In fact, taking into account their standing as public officials who are tasked with implementing and managing the authority entrusted by the public and paid out of the public’s pockets, these public officials should instead feel indebted and open themselves to the public’s opinions and criticisms towards their performance. Creating an open atmosphere towards public criticism would be the democratic and responsible thing for these officials to do. The existence of provisions threatening criminal sanctions for individuals who “defame” public officials is not a good example of a policy which nurtures a democratic atmosphere for public criticism, but rather the opposite.

A call to action for the youth

While the existence of these very clauses poses a threat to freedom of expression and Internet freedom, “express opinions wisely”, “be careful while posting”, and “no need to talk about politics” are not the right choices for the public – particularly for the youth – that want to improve their lives as citizens. There is room for the public, especially youths who are active in the digital sphere, to seize the interpretation of the Criminal Code to become more democratic and adherent to human rights, while simultaneously putting pressure on the establishment through collective action.

Once again, the law is an “imagined reality” resulting from a collective understanding of how things should be regulated under the law.
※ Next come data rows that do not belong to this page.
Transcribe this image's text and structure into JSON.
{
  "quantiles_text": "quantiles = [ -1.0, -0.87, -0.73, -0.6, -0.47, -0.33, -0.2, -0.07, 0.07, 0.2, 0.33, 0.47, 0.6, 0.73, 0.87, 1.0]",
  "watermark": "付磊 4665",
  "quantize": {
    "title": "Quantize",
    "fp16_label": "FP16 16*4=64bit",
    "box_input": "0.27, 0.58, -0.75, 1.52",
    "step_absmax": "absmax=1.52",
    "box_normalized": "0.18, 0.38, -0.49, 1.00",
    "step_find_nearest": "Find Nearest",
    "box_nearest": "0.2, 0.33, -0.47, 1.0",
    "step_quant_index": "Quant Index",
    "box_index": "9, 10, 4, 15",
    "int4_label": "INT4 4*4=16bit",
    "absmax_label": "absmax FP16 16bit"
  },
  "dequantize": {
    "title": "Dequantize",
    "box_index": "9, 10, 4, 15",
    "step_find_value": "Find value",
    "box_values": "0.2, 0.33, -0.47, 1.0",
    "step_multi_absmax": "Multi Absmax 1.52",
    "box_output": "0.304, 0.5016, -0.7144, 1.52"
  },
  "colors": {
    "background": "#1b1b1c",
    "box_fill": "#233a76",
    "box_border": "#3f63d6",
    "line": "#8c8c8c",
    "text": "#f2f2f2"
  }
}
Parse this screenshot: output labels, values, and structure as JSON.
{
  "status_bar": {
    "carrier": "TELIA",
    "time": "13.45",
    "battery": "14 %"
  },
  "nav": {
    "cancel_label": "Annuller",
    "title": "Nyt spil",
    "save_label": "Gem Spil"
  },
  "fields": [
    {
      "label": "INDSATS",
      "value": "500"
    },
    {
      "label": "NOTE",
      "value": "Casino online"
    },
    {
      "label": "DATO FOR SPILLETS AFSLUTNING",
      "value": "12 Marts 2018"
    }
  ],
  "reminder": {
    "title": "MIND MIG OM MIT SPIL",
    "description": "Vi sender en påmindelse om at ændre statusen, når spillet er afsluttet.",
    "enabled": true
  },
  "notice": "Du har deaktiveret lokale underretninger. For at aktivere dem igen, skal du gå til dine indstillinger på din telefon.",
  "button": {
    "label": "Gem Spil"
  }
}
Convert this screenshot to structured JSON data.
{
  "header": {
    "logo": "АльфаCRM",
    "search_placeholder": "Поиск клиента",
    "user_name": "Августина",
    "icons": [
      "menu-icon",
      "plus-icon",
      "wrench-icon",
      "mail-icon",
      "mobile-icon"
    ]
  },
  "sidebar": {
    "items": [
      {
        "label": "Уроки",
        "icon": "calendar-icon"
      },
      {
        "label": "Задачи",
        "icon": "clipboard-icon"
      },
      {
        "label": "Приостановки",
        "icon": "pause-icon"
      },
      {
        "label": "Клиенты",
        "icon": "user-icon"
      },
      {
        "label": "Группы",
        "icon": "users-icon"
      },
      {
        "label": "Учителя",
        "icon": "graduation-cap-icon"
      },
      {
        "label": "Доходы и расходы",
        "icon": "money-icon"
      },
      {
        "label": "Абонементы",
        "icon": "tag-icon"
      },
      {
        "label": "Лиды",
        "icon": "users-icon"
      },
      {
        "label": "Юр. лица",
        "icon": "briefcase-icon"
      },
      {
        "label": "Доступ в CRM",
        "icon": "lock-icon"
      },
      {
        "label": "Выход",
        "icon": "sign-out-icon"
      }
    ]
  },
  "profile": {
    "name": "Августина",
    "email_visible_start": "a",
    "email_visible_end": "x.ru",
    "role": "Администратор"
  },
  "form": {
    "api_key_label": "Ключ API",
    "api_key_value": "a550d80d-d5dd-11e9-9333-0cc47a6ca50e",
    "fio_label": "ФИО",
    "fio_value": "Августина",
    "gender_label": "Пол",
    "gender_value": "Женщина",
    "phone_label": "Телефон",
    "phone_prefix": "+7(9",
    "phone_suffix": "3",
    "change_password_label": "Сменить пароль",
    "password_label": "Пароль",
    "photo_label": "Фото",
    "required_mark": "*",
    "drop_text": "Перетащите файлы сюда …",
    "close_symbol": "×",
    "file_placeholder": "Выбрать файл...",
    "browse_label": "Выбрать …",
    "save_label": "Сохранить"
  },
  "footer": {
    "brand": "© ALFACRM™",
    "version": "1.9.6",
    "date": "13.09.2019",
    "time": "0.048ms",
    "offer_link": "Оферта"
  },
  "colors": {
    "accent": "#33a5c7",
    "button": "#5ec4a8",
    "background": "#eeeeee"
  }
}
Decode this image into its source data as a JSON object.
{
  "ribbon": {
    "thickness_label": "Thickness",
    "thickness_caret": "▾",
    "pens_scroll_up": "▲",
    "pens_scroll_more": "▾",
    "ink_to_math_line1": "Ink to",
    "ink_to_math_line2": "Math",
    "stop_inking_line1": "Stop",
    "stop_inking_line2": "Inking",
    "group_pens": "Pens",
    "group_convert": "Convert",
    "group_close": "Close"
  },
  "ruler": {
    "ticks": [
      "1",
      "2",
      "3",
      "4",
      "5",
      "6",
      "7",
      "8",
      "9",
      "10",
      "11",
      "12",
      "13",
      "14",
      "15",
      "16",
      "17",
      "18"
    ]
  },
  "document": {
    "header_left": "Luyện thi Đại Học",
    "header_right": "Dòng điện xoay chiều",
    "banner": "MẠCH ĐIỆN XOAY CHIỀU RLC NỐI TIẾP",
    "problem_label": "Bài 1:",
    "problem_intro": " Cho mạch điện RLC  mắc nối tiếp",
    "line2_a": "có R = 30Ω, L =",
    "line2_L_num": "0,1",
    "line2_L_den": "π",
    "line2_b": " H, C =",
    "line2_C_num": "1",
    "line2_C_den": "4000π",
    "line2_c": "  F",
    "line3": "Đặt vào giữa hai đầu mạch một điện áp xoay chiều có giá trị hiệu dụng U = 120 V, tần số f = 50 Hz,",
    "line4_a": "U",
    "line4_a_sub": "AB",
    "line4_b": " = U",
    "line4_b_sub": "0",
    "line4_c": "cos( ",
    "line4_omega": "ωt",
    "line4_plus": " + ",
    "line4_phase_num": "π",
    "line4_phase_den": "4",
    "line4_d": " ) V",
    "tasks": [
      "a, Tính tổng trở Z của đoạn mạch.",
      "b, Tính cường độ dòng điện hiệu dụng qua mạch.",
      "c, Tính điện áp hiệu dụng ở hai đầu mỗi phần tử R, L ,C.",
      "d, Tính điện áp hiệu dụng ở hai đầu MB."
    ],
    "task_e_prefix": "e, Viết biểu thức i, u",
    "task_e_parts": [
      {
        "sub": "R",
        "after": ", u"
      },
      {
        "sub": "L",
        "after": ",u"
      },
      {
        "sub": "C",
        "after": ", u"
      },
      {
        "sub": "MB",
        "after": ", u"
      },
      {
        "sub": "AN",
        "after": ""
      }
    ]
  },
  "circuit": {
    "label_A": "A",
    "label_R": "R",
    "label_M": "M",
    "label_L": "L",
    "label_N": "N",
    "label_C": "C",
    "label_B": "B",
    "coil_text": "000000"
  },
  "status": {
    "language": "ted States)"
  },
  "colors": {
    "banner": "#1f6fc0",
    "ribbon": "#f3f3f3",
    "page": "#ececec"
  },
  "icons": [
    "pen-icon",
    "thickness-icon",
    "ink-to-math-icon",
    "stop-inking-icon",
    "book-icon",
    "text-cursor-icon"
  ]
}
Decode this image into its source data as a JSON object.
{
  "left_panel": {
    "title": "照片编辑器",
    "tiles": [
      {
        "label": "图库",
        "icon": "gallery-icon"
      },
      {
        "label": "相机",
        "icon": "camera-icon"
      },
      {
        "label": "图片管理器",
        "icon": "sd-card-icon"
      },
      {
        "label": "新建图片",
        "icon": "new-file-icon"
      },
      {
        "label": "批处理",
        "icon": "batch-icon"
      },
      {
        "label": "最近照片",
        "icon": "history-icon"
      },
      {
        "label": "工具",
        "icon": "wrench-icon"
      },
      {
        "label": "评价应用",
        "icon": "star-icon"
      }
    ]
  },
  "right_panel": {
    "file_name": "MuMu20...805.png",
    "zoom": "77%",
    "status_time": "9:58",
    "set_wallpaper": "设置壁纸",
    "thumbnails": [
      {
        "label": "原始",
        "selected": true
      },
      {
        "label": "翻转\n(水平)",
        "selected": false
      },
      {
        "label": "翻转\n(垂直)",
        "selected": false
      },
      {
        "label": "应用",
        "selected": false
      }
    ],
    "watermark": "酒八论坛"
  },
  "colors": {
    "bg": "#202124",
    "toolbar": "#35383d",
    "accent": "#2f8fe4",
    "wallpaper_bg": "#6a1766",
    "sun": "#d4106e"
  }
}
While the formulation of the Criminal Code has been dominated by monarchical and colonial paradigms, giving rise to problematic clauses, after the Criminal Code has been put into effect, there is still room for the public to reinterpret the clauses within the Criminal Code with better interpretations. Solidarity from the youth in campaigning against the problematic clauses in the Criminal Code can particularly put pressure on the establishment.

One constitutional avenue to seize the interpretation of the Criminal Code is by putting it through a constitutional review at the Constitutional Court. Although the new Criminal Code will only take effect in 2026, it is already considered law after it was enacted by the President earlier this year and is eligible for review.

A petition for reviewing a law could be filed to the Constitutional Court by a party who considers their constitutional right violated, be that in reality, when an individual has already been charged with a criminal offense based on its clauses, or potentially when an individual feels under threat or fear in expressing criticism due to the threat of criminal sanction. Naturally, waiting until one of us falls victim to one of the problematic clauses is not an option. For this reason, clauses against criticism in the Criminal Code can be immediately petitioned so that the youth can seize the interpretation for a more democratic Criminal Code.